SMSF Audit – TREND 1
DEATH OF A SMSF MEMBER
After performing many SMSF audits over the years, I have come to realize some recent trends that Accountants, Trustees and SMSF Auditors need to be aware.
In this article I will talk about “death”. It is inevitable and all of us will face death sooner or later whether we like it or not. You might be asking “what does death got to do with SMSF”. Well, quite a lot in fact. Recently I have come across more and more SMSF experienced death to its Trustee or member. For the remaining Trustee, who are NOT aware and NOT on top of their DIY Super Funds, it will be a nightmare to figure out what has happened and what needs to be done to ensure their Self Managed Super Funds are still in compliance.
As a SMSF Audit Specialist, seeing such events unfolding and trying to assist the other remaining Trustee figure out what has happened was disheartening.

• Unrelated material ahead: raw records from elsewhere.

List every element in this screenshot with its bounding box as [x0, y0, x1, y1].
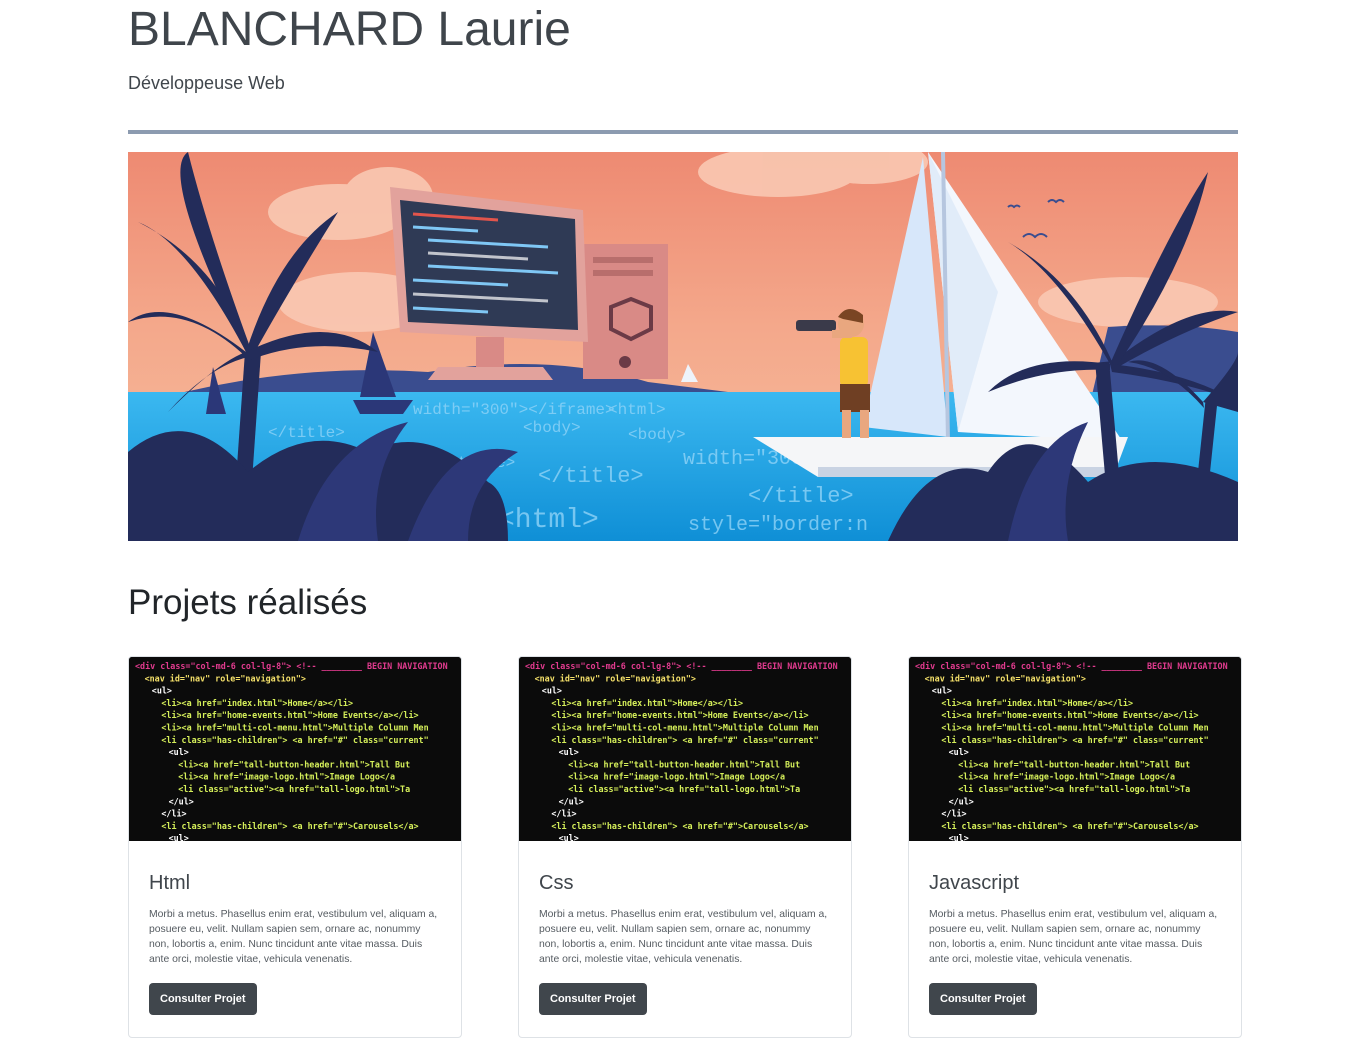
page-title: BLANCHARD Laurie — [128, 3, 571, 56]
card-text: Morbi a metus. Phasellus enim erat, vest… — [149, 909, 438, 965]
svg-text:width="300"></iframe>: width="300"></iframe> — [413, 401, 615, 419]
project-card-html: <div class="col-md-6 col-lg-8"> <!-- ___… — [128, 656, 462, 1038]
code-line: <li><a href="index.html">Home</a></li> — [941, 698, 1133, 708]
code-line: <ul> — [559, 833, 579, 841]
svg-text:</title>: </title> — [538, 464, 644, 489]
consult-project-button[interactable]: Consulter Projet — [929, 983, 1037, 1015]
code-line: </li> — [551, 809, 576, 819]
code-line: <ul> — [559, 747, 579, 757]
code-line: <li><a href="home-events.html">Home Even… — [941, 710, 1198, 720]
consult-project-button[interactable]: Consulter Projet — [539, 983, 647, 1015]
code-line: <li><a href="multi-col-menu.html">Multip… — [161, 723, 428, 733]
code-line: <ul> — [169, 833, 189, 841]
code-line: <li><a href="image-logo.html">Image Logo… — [958, 772, 1175, 782]
project-card-javascript: <div class="col-md-6 col-lg-8"> <!-- ___… — [908, 656, 1242, 1038]
svg-text:<html>: <html> — [498, 505, 599, 536]
code-line: <li class="active"><a href="tall-logo.ht… — [568, 784, 800, 794]
code-line: <li class="has-children"> <a href="#" cl… — [161, 735, 428, 745]
svg-text:<html>: <html> — [608, 401, 666, 419]
svg-text:</title>: </title> — [268, 424, 345, 442]
hero-illustration: width="300"></iframe> <html> <body> <bod… — [128, 152, 1238, 541]
code-line: <li class="active"><a href="tall-logo.ht… — [958, 784, 1190, 794]
svg-text:style="border:n: style="border:n — [688, 514, 868, 537]
code-line: <li><a href="tall-button-header.html">Ta… — [958, 759, 1190, 769]
project-image: <div class="col-md-6 col-lg-8"> <!-- ___… — [129, 657, 461, 841]
project-image: <div class="col-md-6 col-lg-8"> <!-- ___… — [909, 657, 1241, 841]
svg-text:</title>: </title> — [748, 484, 854, 509]
code-line: <li><a href="index.html">Home</a></li> — [161, 698, 353, 708]
code-line: <ul> — [152, 686, 172, 696]
code-line: </li> — [941, 809, 966, 819]
code-line: <li><a href="home-events.html">Home Even… — [161, 710, 418, 720]
code-line: <ul> — [932, 686, 952, 696]
code-line: <li><a href="multi-col-menu.html">Multip… — [551, 723, 818, 733]
code-line: </ul> — [169, 796, 194, 806]
code-line: <div class="col-md-6 col-lg-8"> <!-- ___… — [525, 661, 838, 671]
code-line: <li><a href="home-events.html">Home Even… — [551, 710, 808, 720]
code-line: </ul> — [949, 796, 974, 806]
card-text: Morbi a metus. Phasellus enim erat, vest… — [929, 909, 1218, 965]
code-line: <ul> — [949, 833, 969, 841]
card-text: Morbi a metus. Phasellus enim erat, vest… — [539, 909, 828, 965]
card-title: Css — [539, 872, 574, 894]
project-card-css: <div class="col-md-6 col-lg-8"> <!-- ___… — [518, 656, 852, 1038]
code-line: <li><a href="image-logo.html">Image Logo… — [568, 772, 785, 782]
card-body: Html Morbi a metus. Phasellus enim erat,… — [129, 841, 461, 1015]
svg-text:<body>: <body> — [523, 419, 581, 437]
code-line: <li class="has-children"> <a href="#">Ca… — [161, 821, 418, 831]
code-line: <div class="col-md-6 col-lg-8"> <!-- ___… — [915, 661, 1228, 671]
page-container: BLANCHARD Laurie Développeuse Web width=… — [128, 0, 1242, 1056]
card-title: Javascript — [929, 872, 1020, 894]
code-line: <ul> — [949, 747, 969, 757]
card-body: Css Morbi a metus. Phasellus enim erat, … — [519, 841, 851, 1015]
code-line: </ul> — [559, 796, 584, 806]
project-image: <div class="col-md-6 col-lg-8"> <!-- ___… — [519, 657, 851, 841]
code-line: <li><a href="tall-button-header.html">Ta… — [568, 759, 800, 769]
code-line: <ul> — [542, 686, 562, 696]
code-line: </li> — [161, 809, 186, 819]
code-line: <ul> — [169, 747, 189, 757]
code-line: <li><a href="multi-col-menu.html">Multip… — [941, 723, 1208, 733]
code-line: <li><a href="tall-button-header.html">Ta… — [178, 759, 410, 769]
project-cards: <div class="col-md-6 col-lg-8"> <!-- ___… — [128, 656, 1242, 1056]
code-line: <li class="has-children"> <a href="#" cl… — [551, 735, 818, 745]
consult-project-button[interactable]: Consulter Projet — [149, 983, 257, 1015]
code-line: <li><a href="index.html">Home</a></li> — [551, 698, 743, 708]
code-line: <nav id="nav" role="navigation"> — [145, 673, 306, 683]
code-line: <li class="active"><a href="tall-logo.ht… — [178, 784, 410, 794]
code-line: <li class="has-children"> <a href="#" cl… — [941, 735, 1208, 745]
code-line: <div class="col-md-6 col-lg-8"> <!-- ___… — [135, 661, 448, 671]
code-line: <nav id="nav" role="navigation"> — [925, 673, 1086, 683]
section-title: Projets réalisés — [128, 583, 368, 622]
svg-text:<body>: <body> — [628, 426, 686, 444]
card-body: Javascript Morbi a metus. Phasellus enim… — [909, 841, 1241, 1015]
card-title: Html — [149, 872, 191, 894]
code-line: <nav id="nav" role="navigation"> — [535, 673, 696, 683]
code-line: <li class="has-children"> <a href="#">Ca… — [941, 821, 1198, 831]
code-line: <li class="has-children"> <a href="#">Ca… — [551, 821, 808, 831]
divider — [128, 130, 1238, 134]
code-line: <li><a href="image-logo.html">Image Logo… — [178, 772, 395, 782]
page-subtitle: Développeuse Web — [128, 73, 285, 93]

From my perspective, I would definitely NOT want my wife and family to go through this. Conventional wisdom, suggest that all Trustees need to take their responsibilities seriously. Trustees need to know what is happening to their SMSF, and at the same time plan for the unexpected future. To that end the ATO has provided a guide to assist Trustees in discharging their obligations. So to all Trustees, you need to get on top of your Self Managed Superannuation Fund. After all the ATO has provided you with a tax incentive vehicle (through the use of Self Managed Superannuation Fund) to lower your overall personal tax bill. It would be appropriate that all Trustees start asking questions and being responsible for their Self Managed Superannuation Fund.
This article is not a financial advice, and author is Not a financial advisor or tax agent. Please solicit appropriate advise from professionals before making any financial decisions.